GOP Gets $10k Donation from Law Firm that Cleared Chris Christie in Bridge Scandal
GOP Gets $10k Donation from Law Firm that Cleared Chris Christie in Bridge Scandal

The law firm hired by New Jersey Gov. Chris Christie to exonerate him of wrongdoing in the George Washington Bridge scandal has donated $10,000 to the GOP. The New York City-based firm of Gibson, Dunn & Crutcher LLP donated the money to the national Republican Governors Association (RGA), which Christie leads, just a few days after their investigation cleared him of wrongdoing. The report was made publicly available on March 26 and the firm made their donation to the RGA on March 31, as reported by the Bergen Record.

Through his aides and associations, Christie was linked to what appeared to be a deliberate act to slow traffic on the busy bridge between New York City and Fort Lee, New Jersey last year. He has denied any knowledge of or involvement in the affair.

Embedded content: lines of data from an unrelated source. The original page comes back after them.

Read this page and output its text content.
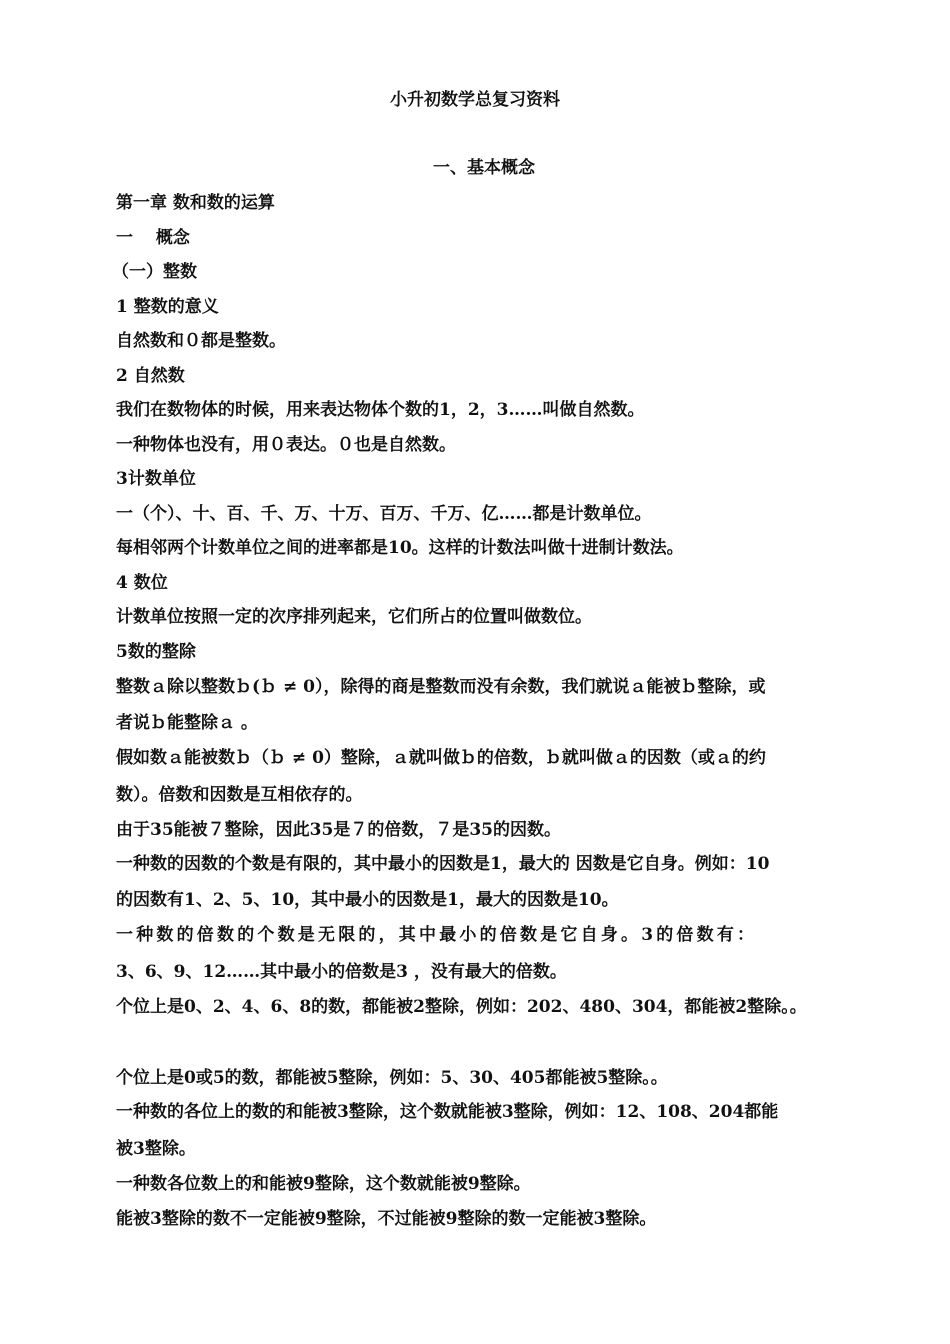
小升初数学总复习资料
一、基本概念
第一章 数和数的运算
一　 概念
（一）整数
1 整数的意义
自然数和０都是整数。
2 自然数
我们在数物体的时候，用来表达物体个数的1，2，3……叫做自然数。
一种物体也没有，用０表达。０也是自然数。
3计数单位
一（个）、十、百、千、万、十万、百万、千万、亿……都是计数单位。
每相邻两个计数单位之间的进率都是10。这样的计数法叫做十进制计数法。
4 数位
计数单位按照一定的次序排列起来，它们所占的位置叫做数位。
5数的整除
整数ａ除以整数ｂ(ｂ ≠ 0），除得的商是整数而没有余数，我们就说ａ能被ｂ整除，或
者说ｂ能整除ａ 。
假如数ａ能被数ｂ（ｂ ≠ 0）整除，ａ就叫做ｂ的倍数，ｂ就叫做ａ的因数（或ａ的约
数）。倍数和因数是互相依存的。
由于35能被７整除，因此35是７的倍数，７是35的因数。
一种数的因数的个数是有限的，其中最小的因数是1，最大的 因数是它自身。例如：10
的因数有1、2、5、10，其中最小的因数是1，最大的因数是10。
一种数的倍数的个数是无限的，其中最小的倍数是它自身。3的倍数有：
3、6、9、12……其中最小的倍数是3 ，没有最大的倍数。
个位上是0、2、4、6、8的数，都能被2整除，例如：202、480、304，都能被2整除。。
个位上是0或5的数，都能被5整除，例如：5、30、405都能被5整除。。
一种数的各位上的数的和能被3整除，这个数就能被3整除，例如：12、108、204都能
被3整除。
一种数各位数上的和能被9整除，这个数就能被9整除。
能被3整除的数不一定能被9整除，不过能被9整除的数一定能被3整除。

Christie took the helm of the RGA in late Nov. 2013, and Gibson Dunn’s contribution to Christie’s organization is one of more than 1,000 of varying amounts to the GOP since the beginning of 2014. The details of contributions are the first public glimpse of how Christie has fared leading the organization when it comes to fundraising, though they are not short on cash.

According to the RGA, they started the 2014 election cycle with more than $45 million in cash.

For the New Jersey governor and potential presidential hopeful, they should be allowed to collect much more. At a town hall event on Tuesday, Christie argued for an end to national limits on political donations, as long as they are made public.

The Gibson Dunn investigation, which is available online, consists of interviews with 75 individuals about the incident with the bridge. Dawn Zimmer, the mayor of Hoboken, New Jersey was the most frequently mentioned person during the interviews, which is more than 400 pages. In January, Zimmer leveled allegations that Christie had clearly signaled to her to support a development project in her town or risk slowing Superstorm Sandy recovery funds.